Canadian geologist Shaun Dykes has won the battle over control of a copper and molybdenum exploration project in the upper reaches of Grimes Creek near Idaho City.
Now he's trying to reboot the Canadian company as an American company with American leadership.
"We're changing the story," Dykes said.
The former CuMo Project manager defeated former CEO Brian McClay, a Canadian attorney, for control over Mosquito Consolidated Gold Mines Limited, which was exploring the ore body it says is worth $16 billion and could create 1,000 jobs in Boise County for years to come.
With the financial backing of Chinese mining executive Hongxue Fu, Dykes returned to the company that dismissed him in 2011 when the fight over control began.
He started by adding to the board two Boise businessmen who'd been involved in the project: John Moeller, of Forsgren Associates, which had worked on engineering and environmental work; and prominent mining attorney and Northwest Mining Association board member Joe Baird.

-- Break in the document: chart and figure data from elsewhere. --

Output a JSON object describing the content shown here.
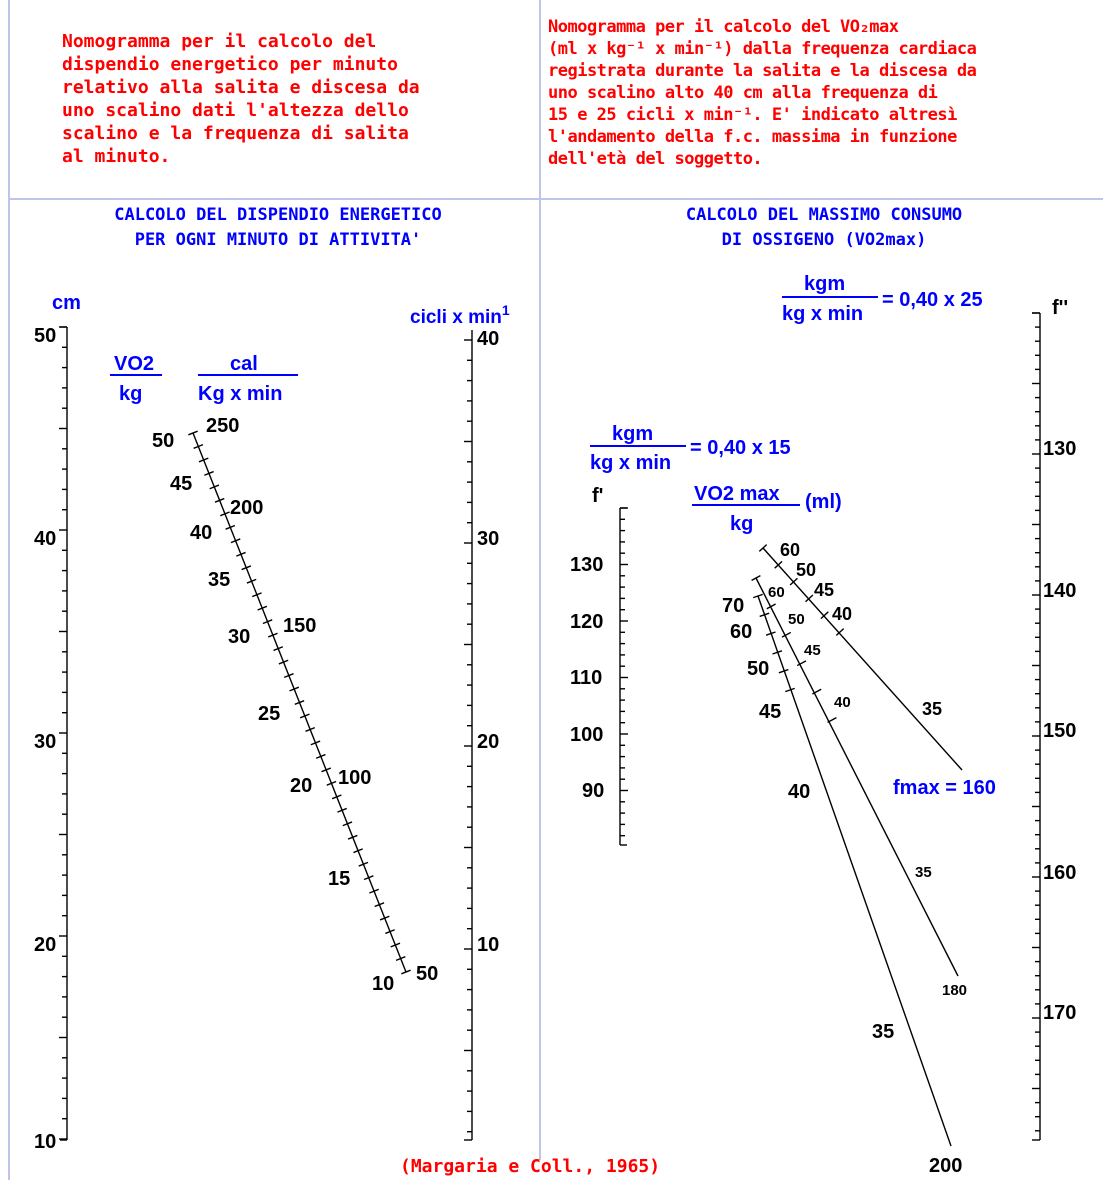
{
  "left_description": [
    "Nomogramma per il calcolo del",
    "dispendio energetico per minuto",
    "relativo alla salita e discesa da",
    "uno scalino dati l'altezza dello",
    "scalino e la frequenza di salita",
    "al minuto."
  ],
  "right_description": [
    "Nomogramma  per il calcolo del VO₂max",
    "(ml x kg⁻¹ x min⁻¹) dalla frequenza cardiaca",
    "registrata durante la salita e la discesa da",
    "uno scalino alto 40 cm alla frequenza di",
    "15 e 25 cicli x min⁻¹. E' indicato altresì",
    "l'andamento della f.c. massima in funzione",
    "dell'età del soggetto."
  ],
  "left_panel": {
    "title_line1": "CALCOLO DEL DISPENDIO ENERGETICO",
    "title_line2": "PER OGNI MINUTO DI ATTIVITA'",
    "height_axis": {
      "unit": "cm",
      "ticks": [
        "50",
        "40",
        "30",
        "20",
        "10"
      ]
    },
    "cycles_axis": {
      "unit": "cicli x min",
      "unit_sup": "1",
      "ticks": [
        "40",
        "30",
        "20",
        "10"
      ]
    },
    "vo2_header": {
      "num": "VO2",
      "den": "kg"
    },
    "cal_header": {
      "num": "cal",
      "den": "Kg x min"
    },
    "vo2_ticks": [
      "50",
      "45",
      "40",
      "35",
      "30",
      "25",
      "20",
      "15",
      "10"
    ],
    "cal_ticks": [
      "250",
      "200",
      "150",
      "100",
      "50"
    ]
  },
  "right_panel": {
    "title_line1": "CALCOLO DEL MASSIMO CONSUMO",
    "title_line2": "DI OSSIGENO (VO2max)",
    "formula_25": {
      "num": "kgm",
      "den": "kg x min",
      "rhs": "= 0,40 x 25"
    },
    "formula_15": {
      "num": "kgm",
      "den": "kg x min",
      "rhs": "= 0,40 x 15"
    },
    "f_prime_axis": {
      "label": "f'",
      "ticks": [
        "130",
        "120",
        "110",
        "100",
        "90"
      ]
    },
    "f_double_axis": {
      "label": "f''",
      "ticks": [
        "130",
        "140",
        "150",
        "160",
        "170"
      ]
    },
    "vo2max_header": {
      "num": "VO2 max",
      "den": "kg",
      "unit": "(ml)"
    },
    "line_160": {
      "ticks": [
        "60",
        "50",
        "45",
        "40",
        "35"
      ],
      "end_label": "fmax = 160"
    },
    "line_180": {
      "ticks": [
        "60",
        "50",
        "45",
        "40",
        "35"
      ],
      "end_label": "180"
    },
    "line_200": {
      "ticks": [
        "70",
        "60",
        "50",
        "45",
        "40",
        "35"
      ],
      "end_label": "200"
    }
  },
  "citation": "(Margaria e Coll., 1965)"
}
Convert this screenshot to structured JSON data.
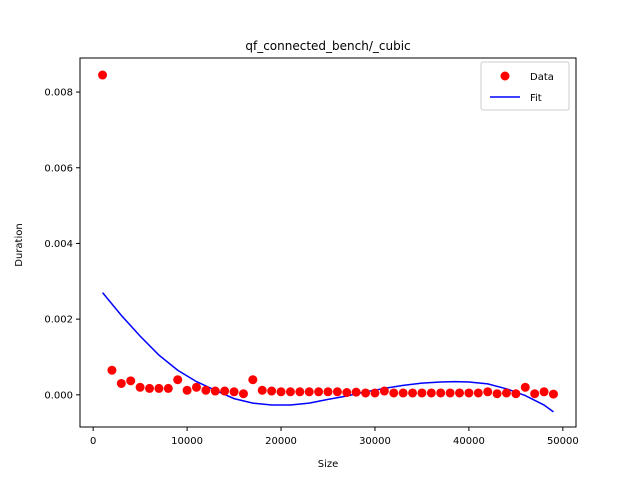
{
  "chart_data": {
    "type": "scatter",
    "title": "qf_connected_bench/_cubic",
    "xlabel": "Size",
    "ylabel": "Duration",
    "xlim": [
      -1400,
      51400
    ],
    "ylim": [
      -0.00085,
      0.0089
    ],
    "xticks": [
      0,
      10000,
      20000,
      30000,
      40000,
      50000
    ],
    "xtick_labels": [
      "0",
      "10000",
      "20000",
      "30000",
      "40000",
      "50000"
    ],
    "yticks": [
      0.0,
      0.002,
      0.004,
      0.006,
      0.008
    ],
    "ytick_labels": [
      "0.000",
      "0.002",
      "0.004",
      "0.006",
      "0.008"
    ],
    "grid": false,
    "legend_placement": "top-right",
    "series": [
      {
        "name": "Data",
        "kind": "scatter",
        "color": "#ff0000",
        "x": [
          1000,
          2000,
          3000,
          4000,
          5000,
          6000,
          7000,
          8000,
          9000,
          10000,
          11000,
          12000,
          13000,
          14000,
          15000,
          16000,
          17000,
          18000,
          19000,
          20000,
          21000,
          22000,
          23000,
          24000,
          25000,
          26000,
          27000,
          28000,
          29000,
          30000,
          31000,
          32000,
          33000,
          34000,
          35000,
          36000,
          37000,
          38000,
          39000,
          40000,
          41000,
          42000,
          43000,
          44000,
          45000,
          46000,
          47000,
          48000,
          49000
        ],
        "y": [
          0.00845,
          0.00065,
          0.0003,
          0.00037,
          0.0002,
          0.00017,
          0.00017,
          0.00017,
          0.0004,
          0.00012,
          0.0002,
          0.00012,
          0.0001,
          0.0001,
          8e-05,
          3e-05,
          0.0004,
          0.00012,
          0.0001,
          8e-05,
          8e-05,
          8e-05,
          8e-05,
          8e-05,
          8e-05,
          8e-05,
          6e-05,
          7e-05,
          5e-05,
          5e-05,
          0.0001,
          5e-05,
          5e-05,
          5e-05,
          5e-05,
          5e-05,
          5e-05,
          5e-05,
          5e-05,
          5e-05,
          5e-05,
          8e-05,
          3e-05,
          5e-05,
          3e-05,
          0.0002,
          3e-05,
          8e-05,
          2e-05
        ]
      },
      {
        "name": "Fit",
        "kind": "line",
        "color": "#0000ff",
        "x": [
          1000,
          3000,
          5000,
          7000,
          9000,
          11000,
          13000,
          15000,
          17000,
          19000,
          21000,
          23000,
          25000,
          27000,
          29000,
          31000,
          33000,
          35000,
          37000,
          38500,
          40000,
          42000,
          44000,
          46000,
          48000,
          49000
        ],
        "y": [
          0.0027,
          0.0021,
          0.00155,
          0.00105,
          0.00065,
          0.00035,
          0.00012,
          -0.0001,
          -0.00022,
          -0.00027,
          -0.00027,
          -0.00022,
          -0.00012,
          -3e-05,
          8e-05,
          0.00017,
          0.00025,
          0.00031,
          0.00034,
          0.00035,
          0.00034,
          0.00029,
          0.00016,
          -2e-05,
          -0.00027,
          -0.00045
        ]
      }
    ]
  }
}
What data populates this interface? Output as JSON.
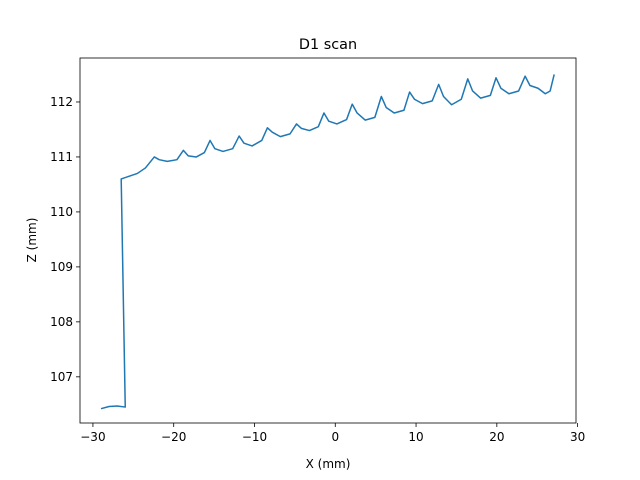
{
  "chart_data": {
    "type": "line",
    "title": "D1 scan",
    "x_label": "X (mm)",
    "y_label": "Z (mm)",
    "xlim": [
      -31.6,
      29.8
    ],
    "ylim": [
      106.16,
      112.8
    ],
    "xticks": [
      {
        "value": -30,
        "label": "−30"
      },
      {
        "value": -20,
        "label": "−20"
      },
      {
        "value": -10,
        "label": "−10"
      },
      0,
      10,
      20,
      30
    ],
    "yticks": [
      107,
      108,
      109,
      110,
      111,
      112
    ],
    "grid": false,
    "series": [
      {
        "color": "#1f77b4",
        "x": [
          -29,
          -28,
          -27,
          -26,
          -26.5,
          -25.5,
          -24.5,
          -23.5,
          -22.4,
          -21.8,
          -20.8,
          -19.6,
          -18.8,
          -18.2,
          -17.2,
          -16.2,
          -15.5,
          -14.9,
          -13.9,
          -12.7,
          -11.9,
          -11.3,
          -10.3,
          -9.1,
          -8.4,
          -7.8,
          -6.8,
          -5.6,
          -4.8,
          -4.2,
          -3.2,
          -2.1,
          -1.4,
          -0.8,
          0.2,
          1.4,
          2.1,
          2.7,
          3.7,
          4.9,
          5.7,
          6.3,
          7.3,
          8.5,
          9.2,
          9.8,
          10.8,
          12.0,
          12.8,
          13.4,
          14.4,
          15.6,
          16.4,
          17.0,
          18.0,
          19.2,
          19.9,
          20.5,
          21.5,
          22.7,
          23.5,
          24.1,
          25.1,
          26.0,
          26.6,
          27.1
        ],
        "values": [
          106.42,
          106.46,
          106.47,
          106.45,
          110.6,
          110.65,
          110.7,
          110.8,
          111.0,
          110.95,
          110.92,
          110.95,
          111.12,
          111.02,
          111.0,
          111.08,
          111.3,
          111.15,
          111.1,
          111.15,
          111.38,
          111.25,
          111.2,
          111.3,
          111.53,
          111.45,
          111.37,
          111.42,
          111.6,
          111.52,
          111.48,
          111.55,
          111.8,
          111.65,
          111.6,
          111.68,
          111.96,
          111.8,
          111.67,
          111.72,
          112.1,
          111.9,
          111.8,
          111.85,
          112.18,
          112.05,
          111.97,
          112.02,
          112.32,
          112.1,
          111.95,
          112.05,
          112.42,
          112.2,
          112.07,
          112.12,
          112.44,
          112.25,
          112.15,
          112.2,
          112.47,
          112.3,
          112.25,
          112.15,
          112.2,
          112.5
        ]
      }
    ]
  }
}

Then he changed the name to American CuMo Mining Corp.
"Our plan now is to open up a Boise office and the project will be managed and run out of Boise and that's the way it should be done," Dykes said.
Dykes said he would soon move to Boise and lead the company's only venture, the Boise Basin project that he says could turn into one of the largest open-pit molybdenum mines in the world.
As he and McClay were battling for control of the company, environmental activists were fighting CuMo efforts to build roads and drill pads so it could map the ore deposit. A federal judge ruled that the Forest Service had acted arbitrarily and capriciously by approving drilling without examining potential effects to groundwater.
The Idaho Conservation League, Idaho Rivers United, the Golden Eagle Audubon Society and others have vowed to fight the project because it's in the Boise River watershed, upstream from a water source for a half-million people.
The new company is working with the Forest Service to present the groundwater data it has already collected in a way that will satisfy the judge, Dykes said. Then it will begin putting together the baseline environmental information it needs to get a mining permit.
Having rewritten his primary narrative - that CuMo is now an Idaho company - Dykes must deal with another challenge: the price of molybdenum. It's so low - now at $11 to $12 per pound - that Thompson Creek laid off more than 100 workers at its mine 35 miles southwest of Challis.
If the price doesn't improve, Thompson Creek officials say, they may close the mine and lay off the rest of its 300 workers in 2014 until the price rises.
But Dykes said the CuMo mine will be so big and its deposit so rich that it would be operating at a profit even at today's prices.
Even though CuMo is moving to Boise, its stock will continue to trade on a Canadian exchange. It remains to be seen if CuMo can convince Idahoans that it's a homegrown company.